I am probably thinking from a Python perspective then.  All you have to do
is grab the value of <tags> and then split it on the comma.  No custom
parsing needed, since that function is built into Python.  I guess this
might not be the case with other languages, though, and it really just adds
to my distaste of XML as a format for metadata.xml in the first place.

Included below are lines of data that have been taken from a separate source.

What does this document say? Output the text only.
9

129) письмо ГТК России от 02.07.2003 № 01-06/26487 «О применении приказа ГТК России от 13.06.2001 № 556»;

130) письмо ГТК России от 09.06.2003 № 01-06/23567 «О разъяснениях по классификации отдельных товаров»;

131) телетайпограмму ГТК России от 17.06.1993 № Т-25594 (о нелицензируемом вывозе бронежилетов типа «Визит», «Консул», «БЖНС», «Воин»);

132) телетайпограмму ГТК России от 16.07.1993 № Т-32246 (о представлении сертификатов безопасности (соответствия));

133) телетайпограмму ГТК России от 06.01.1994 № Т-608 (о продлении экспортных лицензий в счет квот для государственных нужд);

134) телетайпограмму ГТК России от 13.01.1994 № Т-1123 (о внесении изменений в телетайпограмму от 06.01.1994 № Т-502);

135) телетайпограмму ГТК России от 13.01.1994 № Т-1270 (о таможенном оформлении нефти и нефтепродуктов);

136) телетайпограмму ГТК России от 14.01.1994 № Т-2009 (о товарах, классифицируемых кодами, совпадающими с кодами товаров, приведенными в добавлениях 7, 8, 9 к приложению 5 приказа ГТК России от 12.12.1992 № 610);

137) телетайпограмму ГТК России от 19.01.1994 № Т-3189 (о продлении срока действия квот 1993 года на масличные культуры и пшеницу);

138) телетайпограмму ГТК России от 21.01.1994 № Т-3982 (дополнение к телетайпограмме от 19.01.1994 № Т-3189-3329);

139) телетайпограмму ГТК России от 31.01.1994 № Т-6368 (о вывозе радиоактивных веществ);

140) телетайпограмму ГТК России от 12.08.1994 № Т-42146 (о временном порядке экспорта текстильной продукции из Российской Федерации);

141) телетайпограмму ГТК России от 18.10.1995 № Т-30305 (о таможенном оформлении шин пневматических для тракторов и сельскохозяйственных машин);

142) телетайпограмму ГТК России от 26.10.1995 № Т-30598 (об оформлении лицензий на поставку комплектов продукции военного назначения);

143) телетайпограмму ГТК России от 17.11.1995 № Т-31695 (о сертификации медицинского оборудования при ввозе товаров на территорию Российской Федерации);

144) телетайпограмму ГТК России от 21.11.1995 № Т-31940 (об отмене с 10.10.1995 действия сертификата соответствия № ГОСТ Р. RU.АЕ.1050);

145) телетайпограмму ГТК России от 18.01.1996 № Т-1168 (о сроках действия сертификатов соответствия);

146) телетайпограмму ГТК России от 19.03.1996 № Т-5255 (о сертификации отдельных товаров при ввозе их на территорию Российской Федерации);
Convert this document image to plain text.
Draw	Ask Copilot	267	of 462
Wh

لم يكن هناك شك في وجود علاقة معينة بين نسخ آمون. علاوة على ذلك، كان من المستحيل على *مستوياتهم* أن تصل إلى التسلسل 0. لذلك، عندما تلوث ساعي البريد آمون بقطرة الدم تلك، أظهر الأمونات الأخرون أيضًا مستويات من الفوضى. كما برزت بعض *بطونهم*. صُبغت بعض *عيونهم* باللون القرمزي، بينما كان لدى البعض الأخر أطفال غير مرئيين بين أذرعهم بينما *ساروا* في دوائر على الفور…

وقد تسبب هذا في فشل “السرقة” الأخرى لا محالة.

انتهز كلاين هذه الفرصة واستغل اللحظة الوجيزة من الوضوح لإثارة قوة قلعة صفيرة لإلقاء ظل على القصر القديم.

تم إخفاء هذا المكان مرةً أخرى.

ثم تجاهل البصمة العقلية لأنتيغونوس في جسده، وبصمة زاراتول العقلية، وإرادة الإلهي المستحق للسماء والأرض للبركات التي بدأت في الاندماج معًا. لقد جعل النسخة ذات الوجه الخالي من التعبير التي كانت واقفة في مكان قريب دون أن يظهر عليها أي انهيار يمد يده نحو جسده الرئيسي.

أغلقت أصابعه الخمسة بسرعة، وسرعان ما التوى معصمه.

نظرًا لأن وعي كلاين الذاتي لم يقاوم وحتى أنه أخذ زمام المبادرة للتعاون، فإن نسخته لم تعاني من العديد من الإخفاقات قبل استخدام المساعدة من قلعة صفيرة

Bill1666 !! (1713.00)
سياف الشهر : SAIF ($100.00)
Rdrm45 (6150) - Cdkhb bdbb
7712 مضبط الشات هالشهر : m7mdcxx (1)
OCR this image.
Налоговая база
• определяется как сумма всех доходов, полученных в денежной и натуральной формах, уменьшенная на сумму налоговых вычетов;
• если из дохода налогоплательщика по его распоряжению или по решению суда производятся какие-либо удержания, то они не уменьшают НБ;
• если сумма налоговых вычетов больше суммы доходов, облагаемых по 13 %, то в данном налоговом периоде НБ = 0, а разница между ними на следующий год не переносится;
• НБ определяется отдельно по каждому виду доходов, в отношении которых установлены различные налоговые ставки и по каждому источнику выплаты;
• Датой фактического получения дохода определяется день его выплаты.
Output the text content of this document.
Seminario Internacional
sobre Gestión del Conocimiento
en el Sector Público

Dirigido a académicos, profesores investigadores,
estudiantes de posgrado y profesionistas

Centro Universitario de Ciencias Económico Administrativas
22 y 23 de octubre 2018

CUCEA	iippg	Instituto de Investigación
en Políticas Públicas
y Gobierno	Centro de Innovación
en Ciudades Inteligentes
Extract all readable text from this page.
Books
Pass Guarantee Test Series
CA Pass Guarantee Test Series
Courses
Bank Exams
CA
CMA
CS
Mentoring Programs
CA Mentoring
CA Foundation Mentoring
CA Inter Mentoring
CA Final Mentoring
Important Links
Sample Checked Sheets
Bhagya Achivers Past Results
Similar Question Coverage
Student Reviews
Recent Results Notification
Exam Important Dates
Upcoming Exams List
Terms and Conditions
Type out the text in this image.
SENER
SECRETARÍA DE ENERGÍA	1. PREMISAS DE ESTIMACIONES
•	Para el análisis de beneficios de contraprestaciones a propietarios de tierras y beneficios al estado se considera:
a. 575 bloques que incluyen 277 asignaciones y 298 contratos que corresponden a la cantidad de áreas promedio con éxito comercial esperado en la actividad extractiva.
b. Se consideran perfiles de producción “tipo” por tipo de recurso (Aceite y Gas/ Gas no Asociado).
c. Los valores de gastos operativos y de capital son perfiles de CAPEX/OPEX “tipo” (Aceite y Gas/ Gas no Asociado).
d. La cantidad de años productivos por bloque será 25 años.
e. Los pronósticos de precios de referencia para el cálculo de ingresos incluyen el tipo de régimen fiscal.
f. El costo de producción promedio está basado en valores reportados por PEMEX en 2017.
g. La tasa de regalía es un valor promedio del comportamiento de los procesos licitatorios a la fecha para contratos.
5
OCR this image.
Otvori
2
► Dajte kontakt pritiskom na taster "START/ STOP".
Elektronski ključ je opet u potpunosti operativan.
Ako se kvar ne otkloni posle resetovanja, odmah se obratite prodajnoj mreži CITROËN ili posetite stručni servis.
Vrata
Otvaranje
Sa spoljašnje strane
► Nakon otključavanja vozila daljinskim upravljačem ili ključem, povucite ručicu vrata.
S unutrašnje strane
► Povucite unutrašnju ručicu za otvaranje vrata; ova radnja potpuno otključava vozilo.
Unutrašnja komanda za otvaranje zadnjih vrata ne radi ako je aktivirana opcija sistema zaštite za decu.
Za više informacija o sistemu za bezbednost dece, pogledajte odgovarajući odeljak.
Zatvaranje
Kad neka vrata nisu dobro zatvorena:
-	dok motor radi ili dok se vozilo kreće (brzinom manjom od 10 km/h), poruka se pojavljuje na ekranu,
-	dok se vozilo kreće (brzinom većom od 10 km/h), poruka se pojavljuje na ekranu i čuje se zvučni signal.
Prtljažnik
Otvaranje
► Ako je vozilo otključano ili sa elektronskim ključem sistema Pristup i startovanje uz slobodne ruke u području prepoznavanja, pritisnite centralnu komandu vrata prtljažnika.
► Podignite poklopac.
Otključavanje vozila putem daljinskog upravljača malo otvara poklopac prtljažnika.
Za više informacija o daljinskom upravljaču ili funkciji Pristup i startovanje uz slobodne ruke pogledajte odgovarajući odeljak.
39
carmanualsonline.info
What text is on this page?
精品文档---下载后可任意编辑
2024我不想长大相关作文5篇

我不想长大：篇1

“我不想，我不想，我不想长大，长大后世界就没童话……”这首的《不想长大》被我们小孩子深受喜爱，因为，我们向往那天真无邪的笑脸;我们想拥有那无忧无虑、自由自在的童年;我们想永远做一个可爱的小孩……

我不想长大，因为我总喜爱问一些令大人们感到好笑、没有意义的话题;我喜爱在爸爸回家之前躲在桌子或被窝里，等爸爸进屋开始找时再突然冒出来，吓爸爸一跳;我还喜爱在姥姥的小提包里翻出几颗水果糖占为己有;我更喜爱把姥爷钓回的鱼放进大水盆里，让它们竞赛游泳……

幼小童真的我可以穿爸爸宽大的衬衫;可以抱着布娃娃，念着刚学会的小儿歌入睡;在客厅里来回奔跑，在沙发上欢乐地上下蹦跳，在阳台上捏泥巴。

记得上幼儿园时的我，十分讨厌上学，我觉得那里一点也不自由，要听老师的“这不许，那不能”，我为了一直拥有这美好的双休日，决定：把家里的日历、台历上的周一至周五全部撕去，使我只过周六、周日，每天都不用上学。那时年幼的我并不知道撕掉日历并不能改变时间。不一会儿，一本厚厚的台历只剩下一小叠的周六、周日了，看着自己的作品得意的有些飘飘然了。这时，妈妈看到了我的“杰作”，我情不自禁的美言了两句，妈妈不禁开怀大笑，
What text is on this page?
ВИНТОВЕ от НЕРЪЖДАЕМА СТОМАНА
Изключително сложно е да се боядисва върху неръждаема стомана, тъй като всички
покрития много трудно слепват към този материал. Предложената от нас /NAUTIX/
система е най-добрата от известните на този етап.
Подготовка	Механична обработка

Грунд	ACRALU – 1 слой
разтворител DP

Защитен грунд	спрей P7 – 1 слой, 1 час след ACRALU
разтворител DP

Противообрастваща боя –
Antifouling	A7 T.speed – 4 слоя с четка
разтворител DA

> So you're hand implementing a parser to parse parts of XML that already
> convey data without needing to hand-parse.
> 
> Which is more effort for everyone who touches the file, not less.
> 
> Add to that automated ways to update the tags ( again, having to implement
> a custom serialiser in addition to the custom parser ) and its just not
> worth the tiny amount of savings.
> 
> Because really, if space efficiency was #1 priority, we'd not be using XML
> at all, let alone XML with pesky whitespace indentation that consumes
> needless bytes. =)

I guess I need to start looking for used TARDISes then...

Thanks for the explanation.

-- 
Joshua Kinard
Gentoo/MIPS
ku...@gentoo.org
4096R/D25D95E3 2011-03-28

"The past tempts us, the present confuses us, the future frightens us.  And
our lives slip away, moment by moment, lost in that vast, terrible in-between."